【家具・インテリア】ECサイト構築のポイント&オムニチャネル成功事例
2025年9月10日2025年9月10日
家具・インテリア市場のオンラインシフトは加速し、ECは新規獲得からリピート育成までを担う中核チャネルになっています。
ただし、家具・インテリアは高単価・大型・返品が難しいという商材特性ゆえに、素材感やサイズ、搬入可否など“確信”が求められる領域であるため、ECサイトの設計も商材特有のポイントをおさえて実施する必要があります。
そこで本記事では、家具・インテリアのネット販売を検討している事業者の方に向けて、ECサイトの構築方法やオムニチャネル対応のポイント、成功事例などをわかりやすく解説します。
<この記事でわかること>
☑︎ ECサイトの構築方法と傾向
☑︎ 特に重要なオムニチャネル対応のポイント
☑︎ 成功事例と参考にしたいポイント
これからECサイトの立ち上げを検討する方はもちろん、すでにECを運営していて改善を目指す方にも役立つ内容になっていますので、ぜひご参考いただければと思います。
- 家具・インテリア業界の現状
- 家具・インテリアの販売にECサイトを活用するメリット
- 家具・インテリアを販売するECサイトの構築方法
- 構築方法を選ぶ際のポイント
- 家具・インテリアのEC運営で重要なオムニチャネル・OMO対応
- 家具・インテリアECサイトの成功事例
- まとめ
目次
家具・インテリア業界の現状
EC市場の拡大とオンラインシフト
家具・インテリア市場は近年、オンライン購入ニーズの高まりを背景に大きく成長しています。

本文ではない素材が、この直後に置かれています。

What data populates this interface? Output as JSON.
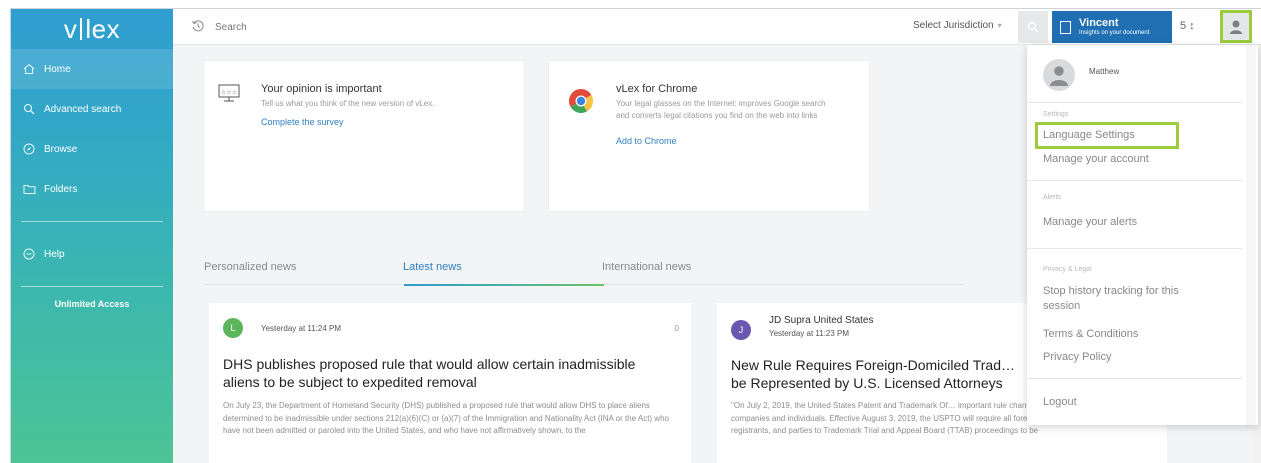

経済産業省が公表した「電子商取引実態調査」によると、生活雑貨・家具・インテリア分野のEC市場規模は2024年に約2兆5,616億円・32.6%と、物販分野全体(約10%前後)を大きく上回る水準で推移しています。
出典: 経済産業省「
電子商取引実態調査
および「
令和6年度電子商取引に関する市場調査報告書
」(2025年8月発表)のデータをもとに筆者がグラフ作成
この背景には、若年層や共働き世帯を中心とした「店舗に足を運ばずに購入したい」という消費者意識の変化があります。特に大型家具は持ち帰りが難しく、配送前提での購入が一般化しているため、ECとの親和性が高いと言えます。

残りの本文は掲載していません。